Uncertainty Eval

The quality of uncertainty estimates can be tricky to evaluate, since there are no gold labels like for a classification tasks. For that reason, this module contains methods for exactly this purpose.

To measure the quality of general uncertainty estimates, we use the common evaluation method of defining a proxy OOD detection tasks, where we quantify how well we can distinguish in- and out-of-distribution inputs based on uncertainty scores given by a model. This is realized using the area under the receiver-operator-characteristic (nlp_uncertainty_zoo.utils.uncertainty_eval.aupr()) and the area under precision-recall curve (nlp_uncertainty_zoo.utils.uncertainty_eval.auroc()).

New in Ulmer et al. (2022), it is also evaluated how indicative the uncertainty score is with the potential loss of a model. For this reason, this module also implements the Kendall’s tau correlation coefficient (nlp_uncertainty_zoo.utils.uncertainty_eval.kendalls_tau()).

Instances of the nlp_uncertainty_zoo.models.model.Model class can be evaluated in a single function using all the above metrics with nlp_uncertainty_zoo.uncertainty_eval.evaluate_uncertainty().

Uncertainty Eval Module Documentation

Module to implement different metrics the quality of uncertainty metrics.

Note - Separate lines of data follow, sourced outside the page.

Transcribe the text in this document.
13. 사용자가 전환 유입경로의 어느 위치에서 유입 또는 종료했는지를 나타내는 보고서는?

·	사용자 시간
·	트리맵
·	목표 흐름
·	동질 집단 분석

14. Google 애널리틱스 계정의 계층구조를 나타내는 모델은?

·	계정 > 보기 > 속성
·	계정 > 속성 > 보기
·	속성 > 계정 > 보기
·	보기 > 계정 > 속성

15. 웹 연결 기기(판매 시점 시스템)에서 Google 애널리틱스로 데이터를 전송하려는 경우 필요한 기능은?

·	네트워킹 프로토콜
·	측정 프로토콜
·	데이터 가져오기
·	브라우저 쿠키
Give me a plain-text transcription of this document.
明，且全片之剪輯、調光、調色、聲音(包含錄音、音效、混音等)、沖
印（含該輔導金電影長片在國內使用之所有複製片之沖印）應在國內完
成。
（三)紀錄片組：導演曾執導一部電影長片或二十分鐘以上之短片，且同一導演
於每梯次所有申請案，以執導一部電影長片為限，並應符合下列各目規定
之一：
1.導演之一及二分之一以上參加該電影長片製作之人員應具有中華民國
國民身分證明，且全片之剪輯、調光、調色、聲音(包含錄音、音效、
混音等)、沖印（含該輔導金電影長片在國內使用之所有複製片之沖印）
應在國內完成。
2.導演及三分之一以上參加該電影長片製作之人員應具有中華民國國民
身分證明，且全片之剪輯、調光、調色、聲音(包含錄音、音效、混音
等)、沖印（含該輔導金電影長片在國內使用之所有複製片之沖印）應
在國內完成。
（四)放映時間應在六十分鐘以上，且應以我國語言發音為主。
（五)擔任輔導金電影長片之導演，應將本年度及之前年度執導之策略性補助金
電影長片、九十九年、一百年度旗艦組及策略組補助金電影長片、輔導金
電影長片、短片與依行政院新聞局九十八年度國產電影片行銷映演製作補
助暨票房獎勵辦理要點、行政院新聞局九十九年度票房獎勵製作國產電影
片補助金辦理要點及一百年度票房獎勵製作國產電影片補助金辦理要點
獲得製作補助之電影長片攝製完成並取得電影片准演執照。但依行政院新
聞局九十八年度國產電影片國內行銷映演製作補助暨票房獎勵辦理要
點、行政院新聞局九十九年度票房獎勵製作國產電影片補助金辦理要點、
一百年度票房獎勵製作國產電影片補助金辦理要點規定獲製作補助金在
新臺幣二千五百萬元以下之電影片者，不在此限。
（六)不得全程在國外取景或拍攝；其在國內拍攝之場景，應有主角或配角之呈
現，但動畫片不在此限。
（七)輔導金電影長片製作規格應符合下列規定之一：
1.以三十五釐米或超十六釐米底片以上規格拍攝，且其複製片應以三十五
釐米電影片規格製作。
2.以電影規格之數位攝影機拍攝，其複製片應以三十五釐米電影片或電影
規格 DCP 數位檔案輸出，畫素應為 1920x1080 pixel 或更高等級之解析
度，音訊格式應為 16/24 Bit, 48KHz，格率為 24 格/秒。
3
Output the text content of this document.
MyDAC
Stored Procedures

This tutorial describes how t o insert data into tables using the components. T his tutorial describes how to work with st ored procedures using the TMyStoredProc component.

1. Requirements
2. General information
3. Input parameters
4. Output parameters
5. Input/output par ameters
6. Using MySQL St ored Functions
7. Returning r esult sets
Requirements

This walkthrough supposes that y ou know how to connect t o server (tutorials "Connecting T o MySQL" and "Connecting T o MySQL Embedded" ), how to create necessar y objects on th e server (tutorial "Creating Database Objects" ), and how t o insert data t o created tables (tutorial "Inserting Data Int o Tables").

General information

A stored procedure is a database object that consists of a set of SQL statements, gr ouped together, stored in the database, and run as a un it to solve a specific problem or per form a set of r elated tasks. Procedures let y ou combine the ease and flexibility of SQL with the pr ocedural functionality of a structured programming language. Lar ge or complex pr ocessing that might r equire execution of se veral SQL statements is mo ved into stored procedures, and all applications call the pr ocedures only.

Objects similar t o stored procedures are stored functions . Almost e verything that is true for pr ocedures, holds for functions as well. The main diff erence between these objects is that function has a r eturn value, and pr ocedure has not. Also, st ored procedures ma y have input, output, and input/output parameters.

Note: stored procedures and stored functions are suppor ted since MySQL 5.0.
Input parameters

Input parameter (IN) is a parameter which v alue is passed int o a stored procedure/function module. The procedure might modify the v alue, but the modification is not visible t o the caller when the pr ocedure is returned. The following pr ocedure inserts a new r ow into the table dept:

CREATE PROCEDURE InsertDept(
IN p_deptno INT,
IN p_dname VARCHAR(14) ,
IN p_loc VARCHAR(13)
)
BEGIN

nlp_uncertainty_zoo.utils.uncertainty_eval.aupr(y_true: array, y_pred: array) float

Return the area under the precision-recall curve for a pseudo binary classification task, where in- and out-of-distribution samples correspond to two different classes, which are differentiated using uncertainty scores.

Parameters:
y_true: np.array

True labels, where 1 corresponds to in- and 0 to out-of-distribution.

y_pred: np.array

Uncertainty scores as predictions to distinguish the two classes.

Returns:
float

Area under the precision-recall curve.

nlp_uncertainty_zoo.utils.uncertainty_eval.auroc(y_true: array, y_pred: array) float

Return the area under the receiver-operator characteristic for a pseudo binary classification task, where in- and out-of-distribution samples correspond to two different classes, which are differentiated using uncertainty scores.

Parameters:
y_true: np.array

True labels, where 1 corresponds to in- and 0 to out-of-distribution.

y_pred: np.array

Uncertainty scores as predictions to distinguish the two classes.

Returns:
float

Area under the receiver-operator characteristic.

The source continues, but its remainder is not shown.